Oh Major League Baseball. I wish I could quit you.
Spring training is underway, and our season tickets arrived on Friday. All fired up about the new season -- not to mention our newly-Internet-connected television -- I splurged and signed up for the MLB.TV 2011 subscription.
Initial reactions:
1. It's great to have baseball back
2. The picture quality is terrible. MLB, don't you dare blame this on my bad throughput. Movies from Netflix look great on my set. Even during peak usage, content from other parts of the Internet don't look quite so much like YouTube postings shot with a cell phone. So the problem is on your end. Take some of your billions of dollars and spring for better servers or whatever it takes to deliver a professional quality product.
3. I can't tell which games I can watch and which I can't. Would it really be so hard to add a "this game is available" icon to the team names and stats in the listings?
4. Different channels have a different understanding of what "HD" means. I've watched three games so far. The first was on the Mets' network. It was fine (other than #2 above). The second was a Cubs game on WGN, a superstation that apparently thinks HD is the old 3x4 aspect ratio plus gray bars on the sides. That would have been less galling if they hadn't kept flashing a "WGN in HD" graphic, which obviously it wasn't. Then the Angels game took the cake with the new aspect ratio letterboxed and then crammed between gray bars. I shudder to think what Fox Sports Kansas City will come up with.

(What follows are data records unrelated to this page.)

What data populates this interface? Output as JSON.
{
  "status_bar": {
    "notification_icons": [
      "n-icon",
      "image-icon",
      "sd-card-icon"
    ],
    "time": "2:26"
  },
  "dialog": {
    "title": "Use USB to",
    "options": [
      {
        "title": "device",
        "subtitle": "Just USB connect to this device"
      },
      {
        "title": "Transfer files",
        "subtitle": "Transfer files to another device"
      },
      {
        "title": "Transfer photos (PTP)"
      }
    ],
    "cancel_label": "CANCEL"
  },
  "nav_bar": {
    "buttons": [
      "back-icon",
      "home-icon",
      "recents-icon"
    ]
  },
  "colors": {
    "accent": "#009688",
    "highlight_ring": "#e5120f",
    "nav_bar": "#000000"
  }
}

5. It's great to have baseball back.
In other words, MLB's implementation of 21st century video technology is infected by the same careless arrogance that infests every other aspect of the sport's interaction with its fans. For six months of the year it keeps me mindful of the definition and nature of a "love-hate relationship."
And apparently here we go again.
By the way, for those of you reading this blog for stuff more directly related to the 8sails mission (destroying popular culture as we know it), rest assured that the extended baseball gripes will be few and far between. I mention it here only within the context of new media technology.